The next morning, Ethel said “Let’s go jogging”. Huh. She hasn’t run with me since Tucson (at least 17 years ago). I didn’t know what was up, but we jogged a couple of miles. Then she sat me down and said this:

“I’m afraid to say this, because once it is said, it can’t be unsaid….I have gone with you to several triathlons now, and I have noticed that there are many lardasses who are actually able to complete these things. And I can’t help but tell myself – if those lardasses can do a triathlon, well, why can’t I? So, I think I want to try one – just a sprint, of course….but that means that you can’t quit, because you have to do this with me.”

Well, how about that?!?  What do you say to that?
What I said was pretty simple – “Okay”. Then we immediately went online to find a late-season sprint for her to do – the Lake Powell Triathlon, in October. Then we found her a training schedule, “Couch to Sprint Triathlon”. Then we got into the car and drove to Performance Bikes in Salt Lake, where I had bought my Noble Steed, and we bought her a shiny new crimson Fuji Gran Fondo.

She started her training schedule the next week, and then she found a swim coach. She’s not missed a day of training yet – she’s into her fourth week. She’s just cute as a collie pup doing this thing, and I’m so proud of her that I could just burst.

But this left me obligated to continue my training, as well. Which is what I’ve been doing. Rode a hundred miles on Saturday.

However, since she has a new bike, we’ve been making a lot of trips back to the bike shop to get her completely outfitted. And the last few trips, I’ve noticed this really cool road bike, full carbon and digital electroni shifting, and Ethel’s been telling me that I could buy it, if I wanted to – but, of course, I HAD a bike, a nice one, and I wasn’t willing to make the move.

But on Sunday, I finally really thought about it, but decided that it didn’t make sense for me to have TWO bikes; however, while I was looking at the other road bike, a guy standing next to me heard me tell Ethel that, and he asked “So, would you be selling the other bike, then?” I allowed as to how, yes, if I bought a new bike, I’d be selling mine. He took my phone number, just in case.

I sort of decided that, if I did indeed sell my bike that easily, I would go get the new road bike. And a few hours later, this fellow drove up to my house, looked at the bike, and gave me cash.

Huh.

NOW what? I don’t have a bicycle.

My coach and friends were adamant on one point – I should NOT get that fancy new road bike; I should get a triathlon/time-trial bike instead. They pretty much beat me about the head and shoulders on this. We passed some ideas back and forth, and coach wound up recommending the bike you see in the photo, above.
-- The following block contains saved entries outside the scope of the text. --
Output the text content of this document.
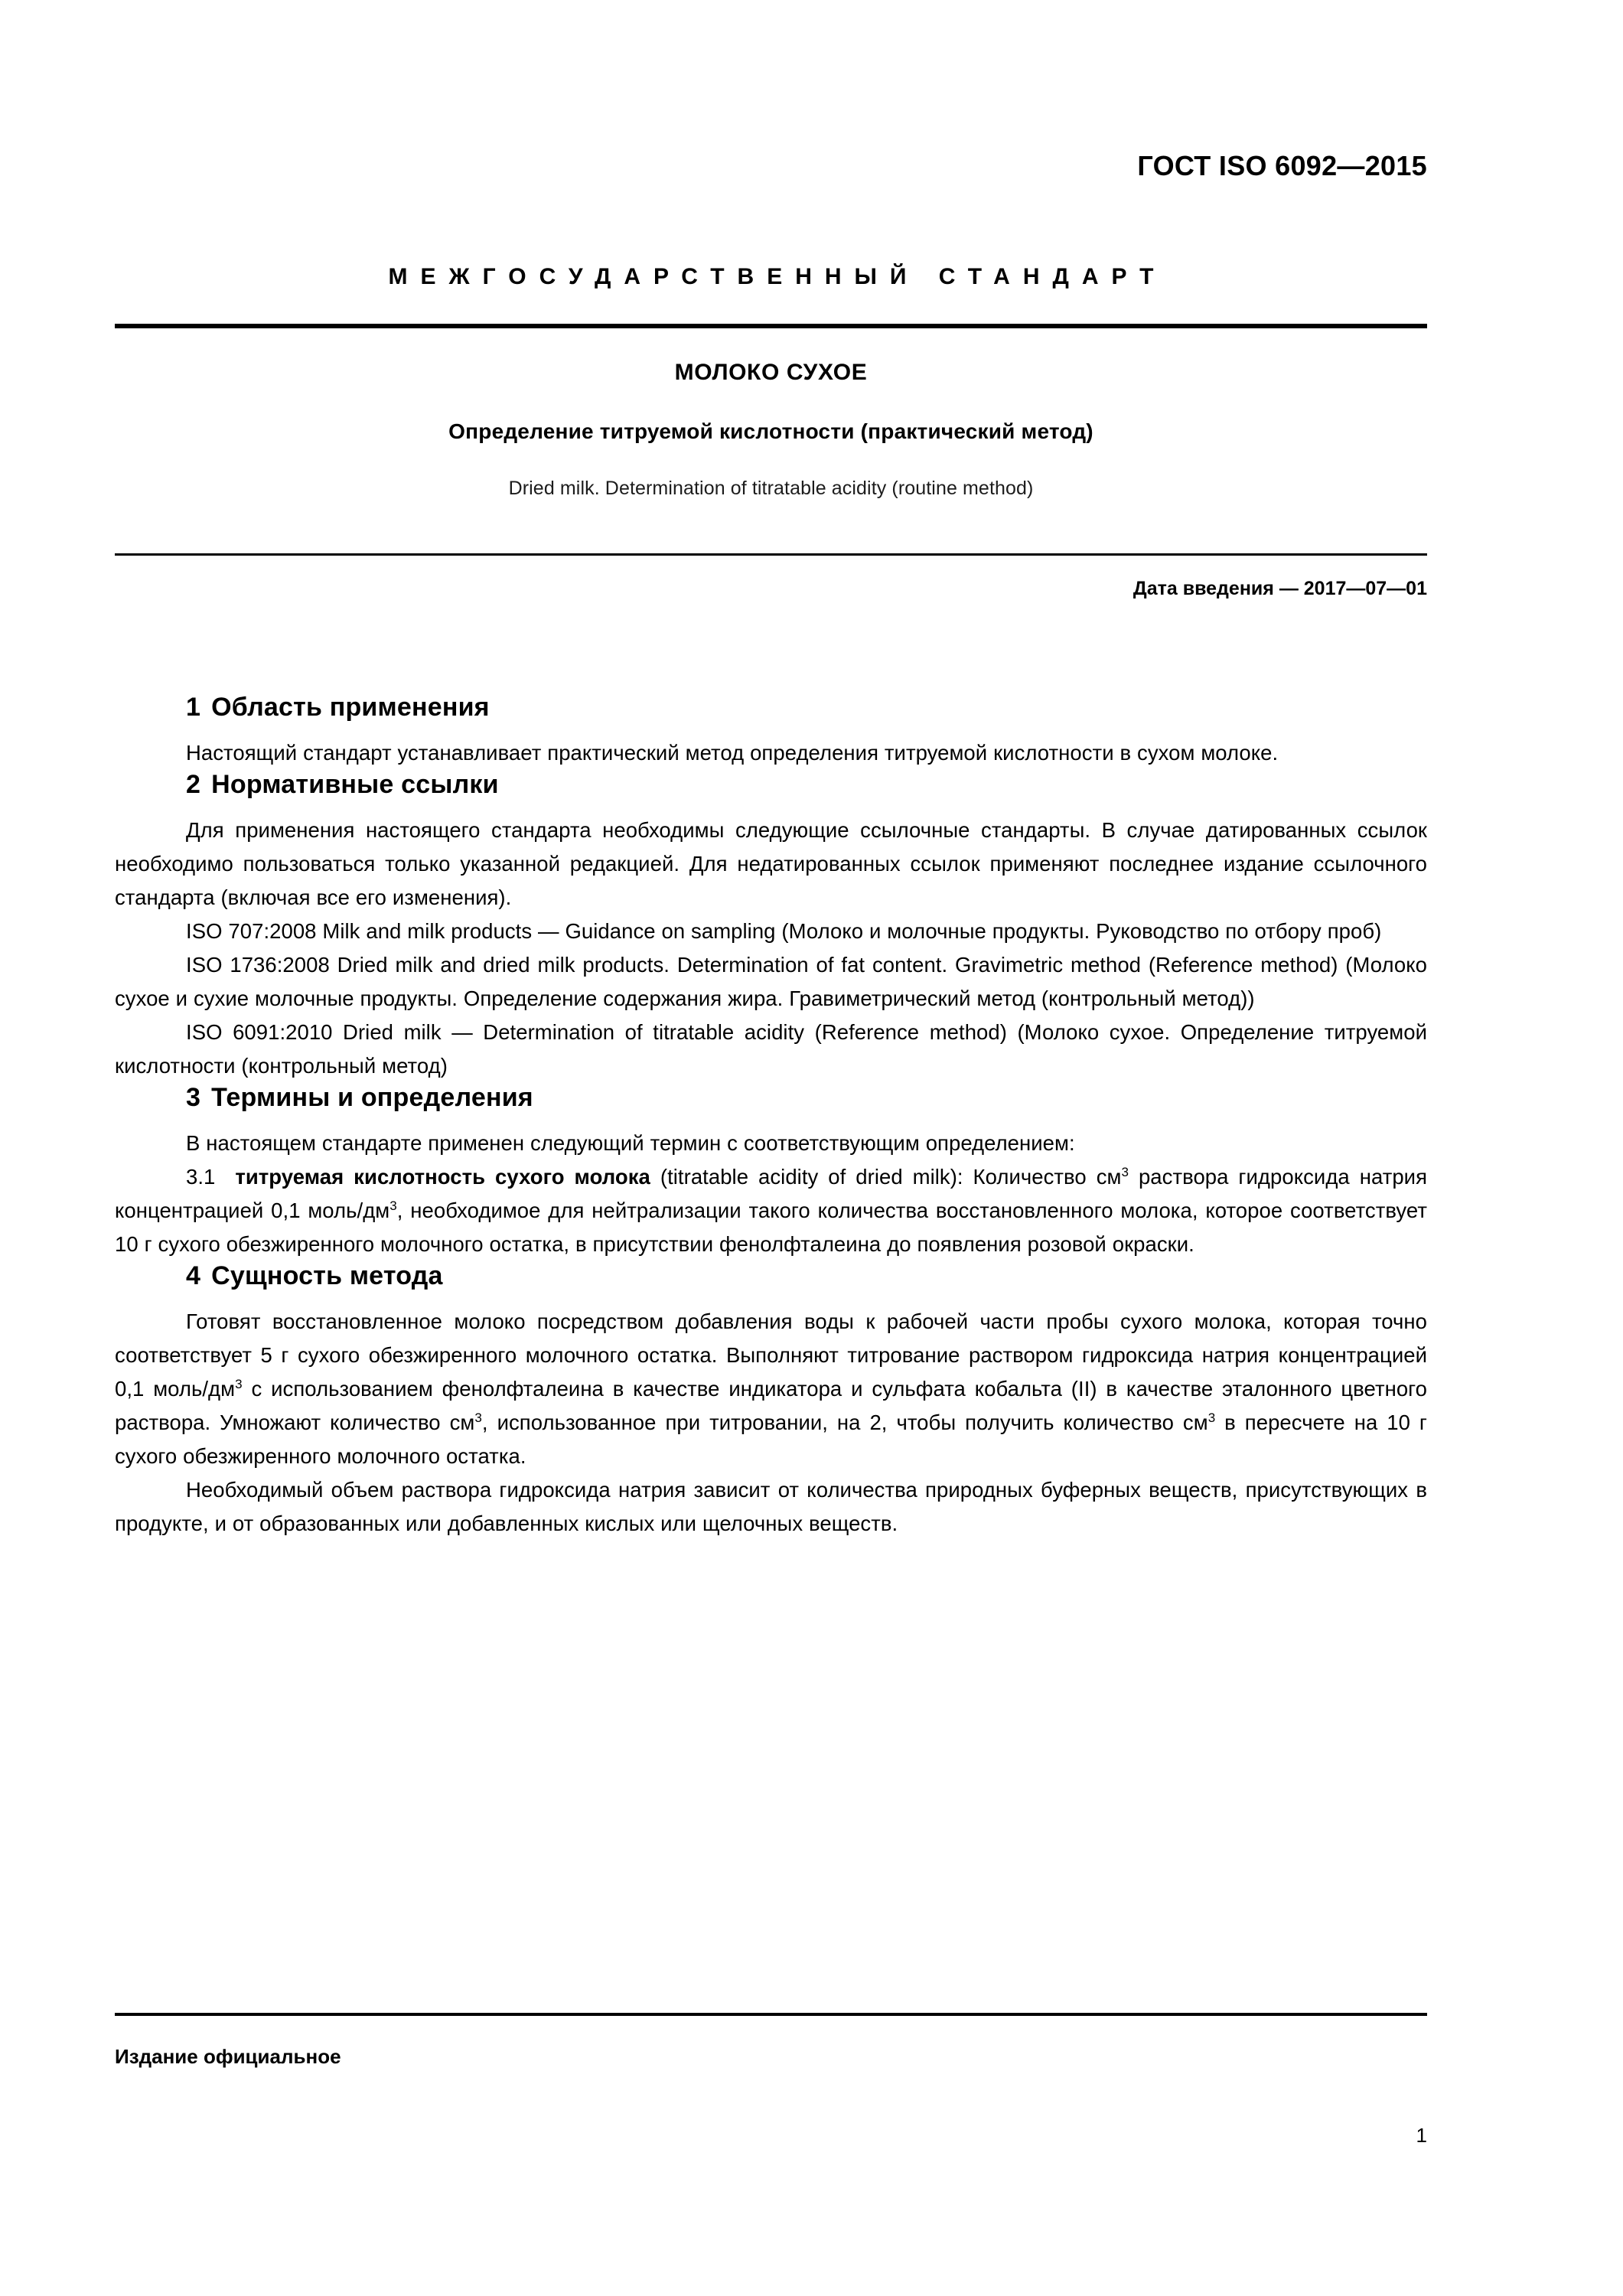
ГОСТ ISO 6092—2015
МЕЖГОСУДАРСТВЕННЫЙ СТАНДАРТ
МОЛОКО СУХОЕ
Определение титруемой кислотности (практический метод)
Dried milk. Determination of titratable acidity (routine method)
Дата введения — 2017—07—01
1 Область применения

Настоящий стандарт устанавливает практический метод определения титруемой кислотности в сухом молоке.

2 Нормативные ссылки

Для применения настоящего стандарта необходимы следующие ссылочные стандарты. В случае датированных ссылок необходимо пользоваться только указанной редакцией. Для недатированных ссылок применяют последнее издание ссылочного стандарта (включая все его изменения).

ISO 707:2008 Milk and milk products — Guidance on sampling (Молоко и молочные продукты. Руководство по отбору проб)

ISO 1736:2008 Dried milk and dried milk products. Determination of fat content. Gravimetric method (Reference method) (Молоко сухое и сухие молочные продукты. Определение содержания жира. Гравиметрический метод (контрольный метод))

ISO 6091:2010 Dried milk — Determination of titratable acidity (Reference method) (Молоко сухое. Определение титруемой кислотности (контрольный метод)

3 Термины и определения

В настоящем стандарте применен следующий термин с соответствующим определением:

3.1 титруемая кислотность сухого молока (titratable acidity of dried milk): Количество $см^3$ раствора гидроксида натрия концентрацией 0,1 моль/$дм^3$, необходимое для нейтрализации такого количества восстановленного молока, которое соответствует 10 г сухого обезжиренного молочного остатка, в присутствии фенолфталеина до появления розовой окраски.

4 Сущность метода

Готовят восстановленное молоко посредством добавления воды к рабочей части пробы сухого молока, которая точно соответствует 5 г сухого обезжиренного молочного остатка. Выполняют титрование раствором гидроксида натрия концентрацией 0,1 моль/$дм^3$ с использованием фенолфталеина в качестве индикатора и сульфата кобальта (II) в качестве эталонного цветного раствора. Умножают количество $см^3$, использованное при титровании, на 2, чтобы получить количество $см^3$ в пересчете на 10 г сухого обезжиренного молочного остатка.

Необходимый объем раствора гидроксида натрия зависит от количества природных буферных веществ, присутствующих в продукте, и от образованных или добавленных кислых или щелочных веществ.

Издание официальное
1
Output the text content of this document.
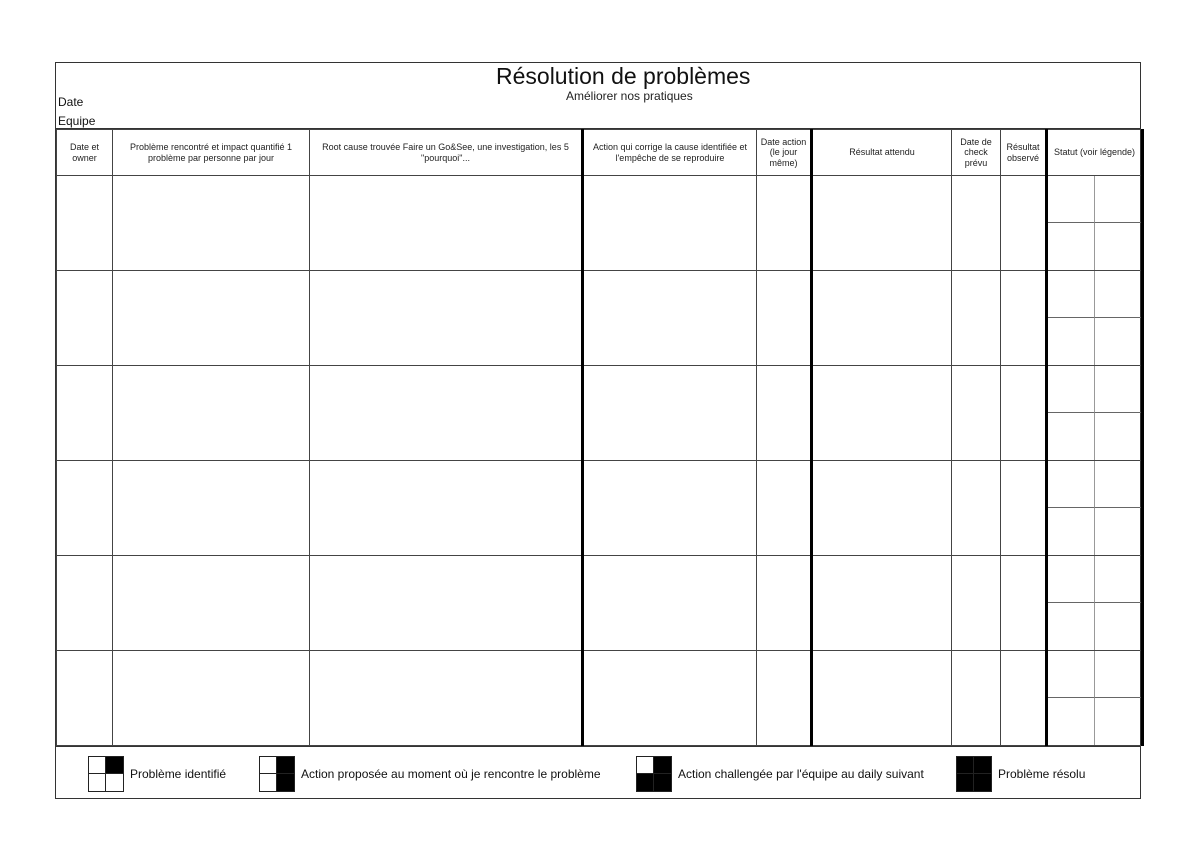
Résolution de problèmes
Améliorer nos pratiques
Date
Equipe
Date et owner	Problème rencontré et impact quantifié 1 problème par personne par jour	Root cause trouvée Faire un Go&See, une investigation, les 5 "pourquoi"...	Action qui corrige la cause identifiée et l'empêche de se reproduire	Date action (le jour même)	Résultat attendu	Date de check prévu	Résultat observé	Statut (voir légende)

Problème identifié	Action proposée au moment où je rencontre le problème	Action challengée par l'équipe au daily suivant	Problème résolu
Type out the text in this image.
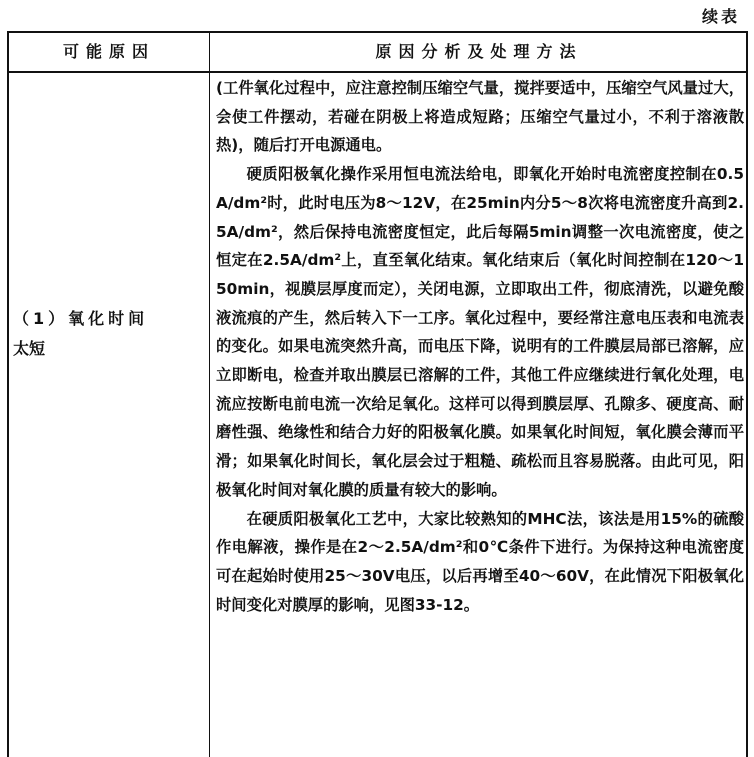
续表
可能原因	原因分析及处理方法
（1）氧化时间
太短

(工件氧化过程中，应注意控制压缩空气量，搅拌要适中，压缩空气风量过大，会使工件摆动，若碰在阴极上将造成短路；压缩空气量过小，不利于溶液散热)，随后打开电源通电。

硬质阳极氧化操作采用恒电流法给电，即氧化开始时电流密度控制在0.5A/dm²时，此时电压为8～12V，在25min内分5～8次将电流密度升高到2.5A/dm²，然后保持电流密度恒定，此后每隔5min调整一次电流密度，使之恒定在2.5A/dm²上，直至氧化结束。氧化结束后（氧化时间控制在120～150min，视膜层厚度而定），关闭电源，立即取出工件，彻底清洗，以避免酸液流痕的产生，然后转入下一工序。氧化过程中，要经常注意电压表和电流表的变化。如果电流突然升高，而电压下降，说明有的工件膜层局部已溶解，应立即断电，检查并取出膜层已溶解的工件，其他工件应继续进行氧化处理，电流应按断电前电流一次给足氧化。这样可以得到膜层厚、孔隙多、硬度高、耐磨性强、绝缘性和结合力好的阳极氧化膜。如果氧化时间短，氧化膜会薄而平滑；如果氧化时间长，氧化层会过于粗糙、疏松而且容易脱落。由此可见，阳极氧化时间对氧化膜的质量有较大的影响。

在硬质阳极氧化工艺中，大家比较熟知的MHC法，该法是用15%的硫酸作电解液，操作是在2～2.5A/dm²和0℃条件下进行。为保持这种电流密度可在起始时使用25～30V电压，以后再增至40～60V，在此情况下阳极氧化时间变化对膜厚的影响，见图33-12。
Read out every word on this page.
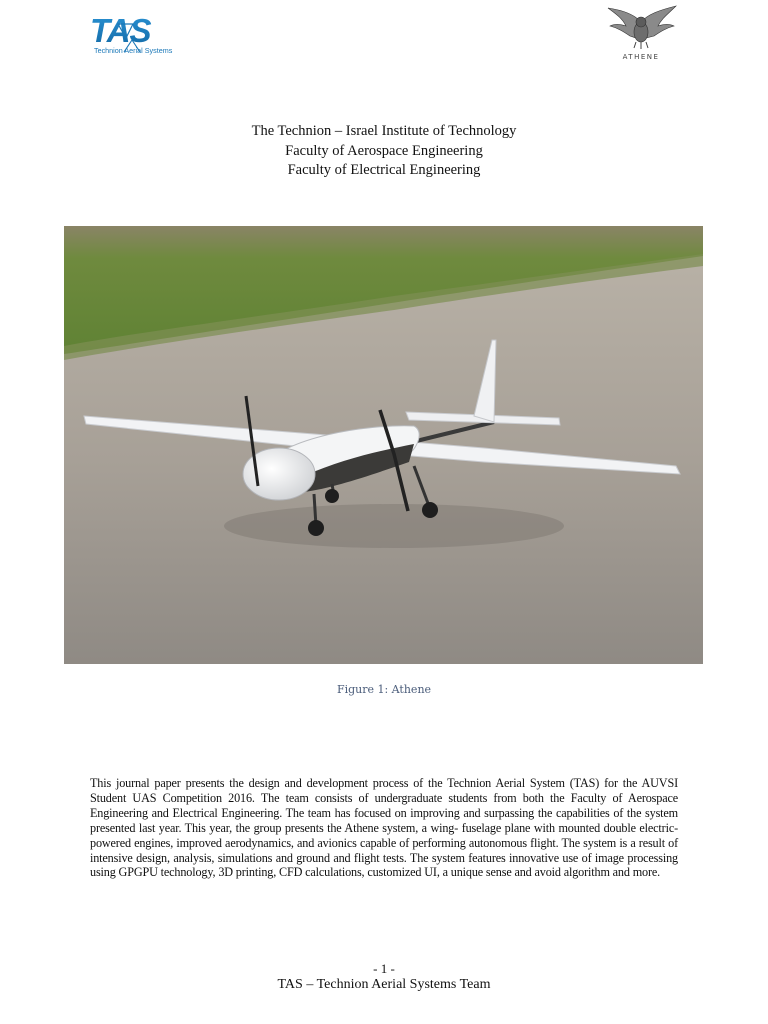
TAS
Technion Aerial Systems
ATHENE
The Technion – Israel Institute of Technology
Faculty of Aerospace Engineering
Faculty of Electrical Engineering
Figure 1: Athene
This journal paper presents the design and development process of the Technion Aerial System (TAS) for the AUVSI Student UAS Competition 2016. The team consists of undergraduate students from both the Faculty of Aerospace Engineering and Electrical Engineering. The team has focused on improving and surpassing the capabilities of the system presented last year. This year, the group presents the Athene system, a wing- fuselage plane with mounted double electric-powered engines, improved aerodynamics, and avionics capable of performing autonomous flight. The system is a result of intensive design, analysis, simulations and ground and flight tests. The system features innovative use of image processing using GPGPU technology, 3D printing, CFD calculations, customized UI, a unique sense and avoid algorithm and more.
- 1 -
TAS – Technion Aerial Systems Team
I found some local bike shops that had this bike, and one of them was one that my friend Scott, the local tri coach, had recommended.

So the next morning, I called that bike shop, and they said “The Cannondale Slice-3 with Ultegra components? Yeah, we have that in that size – in fact, we’ve just marked it down four hundred bucks”.

Huh :)

We arranged for me to take the bike for a spin at lunchtime, and by the time I had left, I had bought the bike – with upgraded pedals, upgraded rear cassette (we have a lot of hills to climb in Park City, and there is that thing in Tahoe) and even a power meter, which everybody else tells me that I really, really need – all for less than I would have paid for that fancy road bike with the DI shifters.

Of course, right now I’m bikeless – they won’t have the Cannondale built out until Thursday morning – and so I’m doing trainer rides on Ethel’s bike, which feels very, very strange indeed :)

And I have to say that I actually miss my Noble Steed; those who know me well know that I can get animalistic about possessions, and it somehow feels like I may have hurt my bike’s feelings by selling it. Ethel even said, after the buyer left, that the bike was saying “But…but…but I’m supposed to be on top of the Audi!” …I allowed as to how the bike left in a Lexus, and she thought that may have eased its pain somewhat. But I still look over at the trainer and don’t see my bike, and it makes me a little sad.